Kevin: Yes, yes. Have a seat. [tries to fine words, mutters] Have a seat; have a seat. Oh, okay, okay. Dear sirs--uh, sir. In reference to your tomatoes--uh, letter of the fifth, I would like to fondle--uh, respond by copping a feel--uh, admitting it was our fault that the shipment was tits--uh, late.

Dave: Sir, I'm afraid that, uh, ever since I came in here you've done nothing but make suggestive comments. If it doesn't stop I'm gonna have to file a sexual harrassment charge.

Kevin: What are you talking about? Are you completely breasts? I only boobed you in here to tit a letter. Besides, hooters, I'm very happily milk from your breaaasts.

Dave: That's it; I quit. [leaves]

Kevin: What? Are you completely crazy, lady? I didn't do a tits tomatoes hooters ta-tas! . . .Women!

[One week later: Kein in office talking to his new male secretary, Scott, who is seated in the chair.]
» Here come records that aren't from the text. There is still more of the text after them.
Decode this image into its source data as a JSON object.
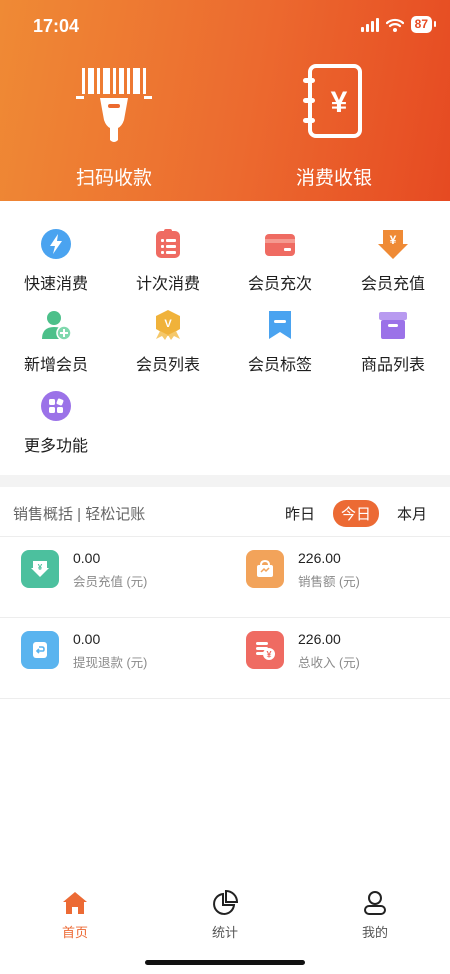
{
  "status_bar": {
    "time": "17:04",
    "battery": "87"
  },
  "hero": {
    "scan_label": "扫码收款",
    "cashier_label": "消费收银"
  },
  "menu": [
    {
      "label": "快速消费",
      "icon": "lightning-icon",
      "color": "#4aa3f0"
    },
    {
      "label": "计次消费",
      "icon": "clipboard-list-icon",
      "color": "#ef6b62"
    },
    {
      "label": "会员充次",
      "icon": "card-icon",
      "color": "#ef6b62"
    },
    {
      "label": "会员充值",
      "icon": "yen-down-arrow-icon",
      "color": "#ef8a35"
    },
    {
      "label": "新增会员",
      "icon": "add-user-icon",
      "color": "#4cc08a"
    },
    {
      "label": "会员列表",
      "icon": "vip-badge-icon",
      "color": "#f0b23a"
    },
    {
      "label": "会员标签",
      "icon": "bookmark-icon",
      "color": "#4aa3f0"
    },
    {
      "label": "商品列表",
      "icon": "archive-box-icon",
      "color": "#9b72e8"
    },
    {
      "label": "更多功能",
      "icon": "apps-grid-icon",
      "color": "#9b72e8"
    }
  ],
  "sales": {
    "title": "销售概括 | 轻松记账",
    "ranges": [
      "昨日",
      "今日",
      "本月"
    ],
    "active_range": "今日",
    "stats": [
      {
        "value": "0.00",
        "label": "会员充值 (元)",
        "icon": "download-arrow-icon",
        "color": "#4cc09e"
      },
      {
        "value": "226.00",
        "label": "销售额 (元)",
        "icon": "shopping-bag-icon",
        "color": "#f2a35a"
      },
      {
        "value": "0.00",
        "label": "提现退款 (元)",
        "icon": "refund-icon",
        "color": "#5ab4ef"
      },
      {
        "value": "226.00",
        "label": "总收入 (元)",
        "icon": "coins-yen-icon",
        "color": "#ef6b62"
      }
    ]
  },
  "tabbar": [
    {
      "label": "首页",
      "icon": "home-icon",
      "active": true
    },
    {
      "label": "统计",
      "icon": "pie-chart-icon",
      "active": false
    },
    {
      "label": "我的",
      "icon": "user-icon",
      "active": false
    }
  ]
}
Kevin: . . .and I thought it was time to hire a male assistant. It is the nineties afterall, or so they tell me anyway. Okay, let's write that letter. Dear. . . [notices Scott's Danny Husk-esque penis size] . . .God in heaven!

Scott: What is it? Uh, what is it, sir? Sir? Sir?

Kevin: Nothing. I'm just very religious. Let's write that letter. Dear penis. I--I erection your letter of the hard-boner. Sack bag testes. Sincerely yours, walking hard-on.

Scott: So, that's it?

Kevin: Yes.

Scott: Okay. I'll get right on it. [leaves]

Kevin: [sits in chair] Good looking kid.